Jon's Page

By Jon_Davey

Napoleon's Attic

One of the things I remember from my only previous visit to Paris, as a young teenager was going to the Les Invalides - home of Napoleon's tomb, but also a big military museum. Although the main museum was interesting enough to a boy who played napoleonic wargames, the thing that stuck in my mind were the military models that were used to show the defences of key locations across France. They were all set out up in the attic space of the building, a little neglected compared to the rest of the museum, but fascinatingly intricate. And the memory stayed with me, as I wrote a short piece about it for my writing group, years later (maybe I'll look it out again).
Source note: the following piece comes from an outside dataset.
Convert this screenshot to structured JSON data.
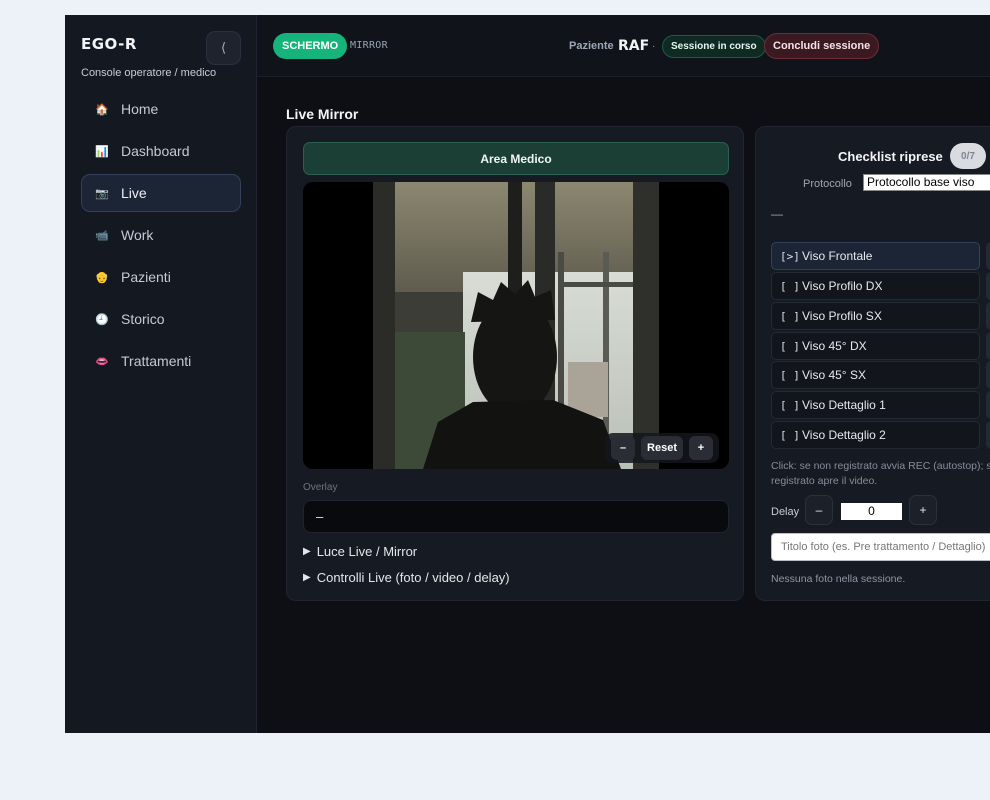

Anyway, on a day for visiting a few places, I decided I'd return to Les Invalides and see if the models were still there. Sure enough there were signs to the Musee des Plans-Reliefs - satisfyingly up on the top floor. Up there things had obviously been updated but the models were still there, under the eaves in the roof space, with very few visitors compared with the rest of the complex. There are only a selection on display, and the glass cases are much more modern and coordinated so there is much less of a feel of them having just been dumped up in the attic. I found out more about the collection - the fact it had started in the 17th century, been moved from the Louvre in the 1770s to Les Invalides where it remained in use as a military planning tool until the 1870s. The museum was established in the 1940s but had indeed been renovated in the 1990s.